# taz.de -- Yoko Ono wird 90: Kunstvoll gealtert
       
       > Ihr experimentelles Werk ist für viele schwer verdaulich. Doch das hat
       > Yoko Ono nie gestört. Bis heute setzt sie sich für Menschenrechte ein.
       
 (IMG) Bild: Yoko Ono während ihrer Performance „Cut piece“ im jahr 1967
       
       Sich unbeliebt zu machen – und die Unbeliebtheit stoisch auszuhalten – ist
       eine Kunst für sich. Und Yoko Ono ist die Königin dieser Disziplin. An
       diesem Samstag, am 18. Februar, wird das Multitalent 90 Jahre alt. „Man mag
       denken, ich sei klein, aber ich habe ein ganzes Universum in meinem Kopf“,
       sagte Ono einmal. Was sie bisher aus diesem Universum schöpfte,
       beeindruckte viele und geht anderen gehörig auf den Geist.
       
       [1][Radikal neuartig und für manche komplett unverständlich] waren die
       Kunstaktionen, mit denen sie ab Anfang der 1960er von sich reden machte.

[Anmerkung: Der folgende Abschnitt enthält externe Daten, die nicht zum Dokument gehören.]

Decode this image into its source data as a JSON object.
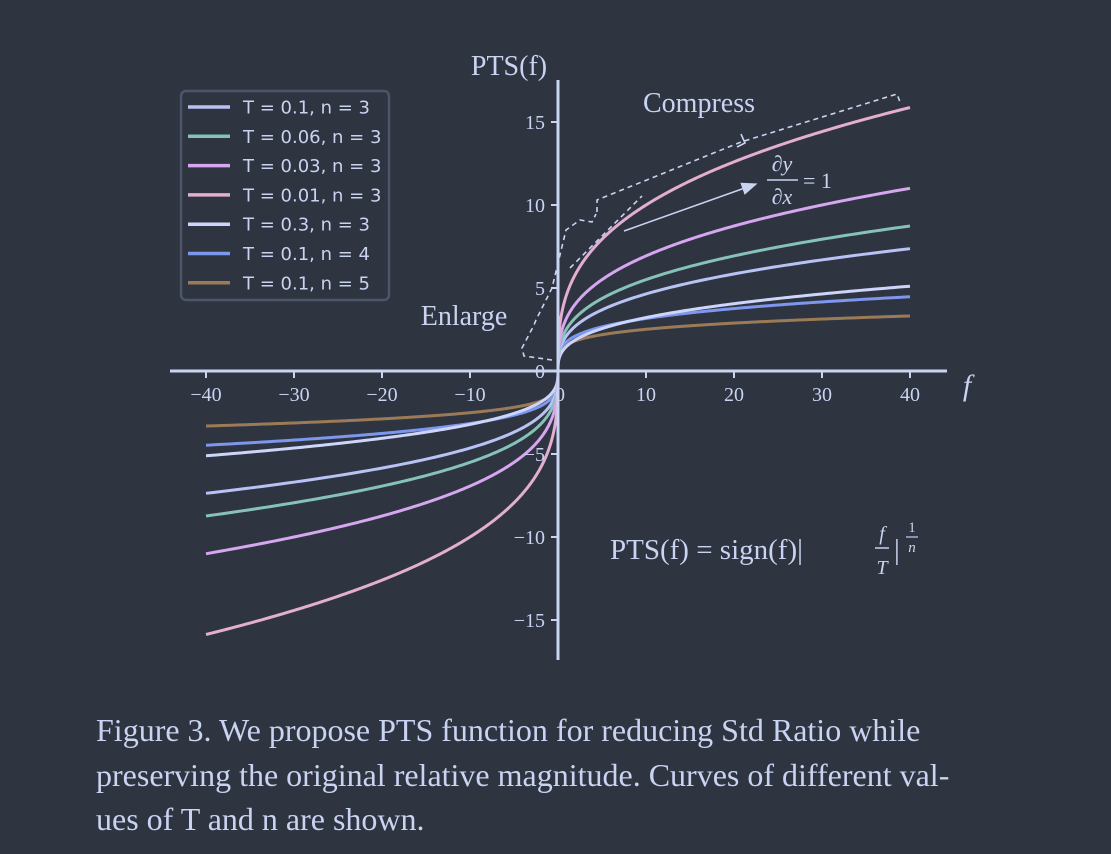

       Etwa mit dem [2][„Cut Piece“ von 1962]: Yoko Ono saß still auf einer Bühne,
       das Publikum durfte mit einer Schere an ihrer Kleidung herumschnippeln.
       Oder mit ihrem „Stairway to Heaven“, ihrer „Himmelsleiter“: Wer
       hinaufkletterte, las oben, an der Galeriedecke, das zierliche, aber
       mächtige Wort „Yes“.
       
       Fluxus nannte sich die Kunstströmung. Das Publikum sollte nicht ehrfürchtig
       auf die Werke starren, sondern sich einbringen – mitmachen. Aktivistisch
       und anti-elitär war auch Onos „Bagism“-Prinzip: Für eine Weile trat sie in
       schlichten Säcken („bags“) auf, um gegen stereotype Urteile über
       Äußerlichkeiten anzugehen.
       
       Je älter sie wurde, desto politischer – vor allem: feministischer – fielen
       Onos Arbeiten aus, inbesondere ihr musikalisches Werk. 1933 war sie in eine
       gebildete Tokioter Oberschichtsfamilie hineingeboren worden. Sie studierte
       Philosophie, Klavier, Komposition und „klassischen deutschen Liedgesang“.
       
       ## Ihr Herz schlägt für Geflüchtete und den Feminismus
       
       Lieber experimentierte Ono, die seit 1952 in den USA lebt, aber mit
       atonaler Musik. „Keine richtige Melodie! Unhörbar! Schrill!“, schimpfte das
       Massenpublikum. Auch ihre Songtexte gaben sich nicht gerade lieblich:
       „Angry Young Woman“, „She hits back“, „Woman Power“ und so weiter.
       
       Musiker:innen von Sonic Youth über Depeche Mode bis Iggy Pop zollten
       Yoko Ono Respekt und arbeiteten mit ihr zusammen. Auch weil sie, enerviert
       vom Vietnamkrieg, stets [3][gegen Waffengewalt und für Menschenrechte]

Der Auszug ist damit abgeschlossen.